Intuitive explanation of precision and recall

One of the first things you will learn (or have learned) when getting into machine learning is the model evaluation concept of precision and recall. If your experience was like mine, you were shown the formula for computing both, and you understood that if your model has high precision and recall, that’s a good thing. Conversely, if it only has one of those high, and the other low, then your model may not be that good. However, having an intuitive understanding of these metrics may not have been a take away.

In this post, I will attempt to illustrate what these metrics actually mean in terms of the performance of your model.

Precision and Recall

As a redundant explanation of how to compute those, I will do what everyone else has done and list the formula used to compute these metrics:

def precision(tp, fp):
return tp / (tp + fp)
def recall(tp, fn):
return tp / (tp + fn)

So here’s my example that illustrates the difference between the two, and what they mean in terms of your model performance:

Hot dog not hot dog

Suppose your model is a classifier that detects if a given input image has a hot dog in it or not. Let’s say the test set has 10 images, and only 3 of them have a not dog in it.

Recall in a classification example

If the model is able to find all photos with a hot dog in it, then it will be said to have 100% recall. The catch is that recall says nothing about the model making mistakes on the negative case. In other words, if there are three images with a hot dog, and the model predicts that 5/10 of the images had hot dogs, it would still have 100% recall even if 3 of those 5 images did in fact have a hot dog. That is, recall is when you were able to correctly find all instances of the thing you’re claiming (in this case, that an image has a hot dog in it).

Precision in a classification example

In contrast, if the dataset only has 3 images with a hot dog in it, and the model says that only 3 of the images had a hot dog in it, it would have 100% precision if it got all three of those predictions correct.

Liar card game

Another illustration in case the above didn’t clarify precision/recall for you… there’s a card game that I’ve seen called different names, but I first learned it as liar. The point of the game is for you to be able to lie without being caught, while at the same time calling other people out when they’re lying.

For example, say there are three players playing. You each get a pile of cards that are not known to the other players. Each player takes a turn putting a card down in the middle face down. Presumably, each player puts a card down in the sequence A, 2, 3, 4, 5, …, K. When you put your card down, you say what that card presumably is. You could put down the actual card in the sequence (in which case you’d be telling the truth), or you could put down any card and lie that it is in fact the card that follows the sequence.

Your purpose is to detect when someone put down a card that’s not in the sequence, and then call out that person as the liar. If when someone gets called out as the liar, the card that was played by the person being called out gets revealed. If the person did in fact lie, then the liar takes back his/her card, as well as all the cards in the pile in the middle.

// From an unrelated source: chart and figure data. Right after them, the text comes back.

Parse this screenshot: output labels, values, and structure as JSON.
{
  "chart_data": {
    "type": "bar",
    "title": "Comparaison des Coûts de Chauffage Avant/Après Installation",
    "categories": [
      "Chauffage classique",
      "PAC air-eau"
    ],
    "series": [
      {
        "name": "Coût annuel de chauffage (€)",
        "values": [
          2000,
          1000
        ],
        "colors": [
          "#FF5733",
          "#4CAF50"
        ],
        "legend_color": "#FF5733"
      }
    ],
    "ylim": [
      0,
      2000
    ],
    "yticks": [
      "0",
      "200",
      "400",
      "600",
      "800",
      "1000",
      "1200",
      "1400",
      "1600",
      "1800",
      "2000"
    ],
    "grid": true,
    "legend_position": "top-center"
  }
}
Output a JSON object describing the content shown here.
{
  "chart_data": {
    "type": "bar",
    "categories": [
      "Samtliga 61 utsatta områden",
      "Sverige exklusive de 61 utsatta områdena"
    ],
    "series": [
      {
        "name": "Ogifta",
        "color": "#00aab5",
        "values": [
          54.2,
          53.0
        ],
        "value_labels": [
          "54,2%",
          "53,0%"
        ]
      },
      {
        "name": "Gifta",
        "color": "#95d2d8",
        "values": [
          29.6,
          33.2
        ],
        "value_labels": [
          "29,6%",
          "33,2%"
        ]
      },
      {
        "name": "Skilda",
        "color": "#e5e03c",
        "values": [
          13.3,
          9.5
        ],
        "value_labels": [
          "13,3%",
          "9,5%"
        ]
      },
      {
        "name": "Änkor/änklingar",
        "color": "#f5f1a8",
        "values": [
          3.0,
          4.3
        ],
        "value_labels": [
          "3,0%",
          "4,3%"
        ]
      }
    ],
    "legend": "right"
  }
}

If the person was actually telling the truth, then whoever called out “liar” takes all the cards instead. (Here’s the wikipedia explanation of this same game)

In the context of this game, if every time someone puts down a card you call liar on that person, you will end the game with 100% recall. That is, every time someone actually lies, you will detect that person. The problem with this approach is that you will also lose the game, since you will be making as many false positives as possible. That is, you will be claiming that a person was lying when they really were not.

On the other hand, if you only called someone out, say, two times, you would have 100% precision if on both times you called someone out as lying, you were in fact correct. While in this case you did not make any mistakes when you detected a liar, you would probably lose the game because your recall was possibly too low — that is, you did not detect all liars in the dataset.

For completion, your liar detection abilities would be perfect if you were able to only call people out when they were in fact lying. That is, if, say, out of 10 rounds only 3 people told a lie, your recall and precision would be perfect if you only call someone out 3 times, and in all 3 cases, you were correct.

To conclude, it is in fact possible to have 100% precision or 100% recall while having a completely useless model. As illustrated in the examples above, it is easy to manipulate those metrics individually by deliberately making way too many predictions for the positive case, or making very few predictions for that case (say, only when you’re absolutely sure that you’re correct). That is, just because your model has really good precision or recall (but not the other), it is not necessarily a good indication of overall performance and usefulness.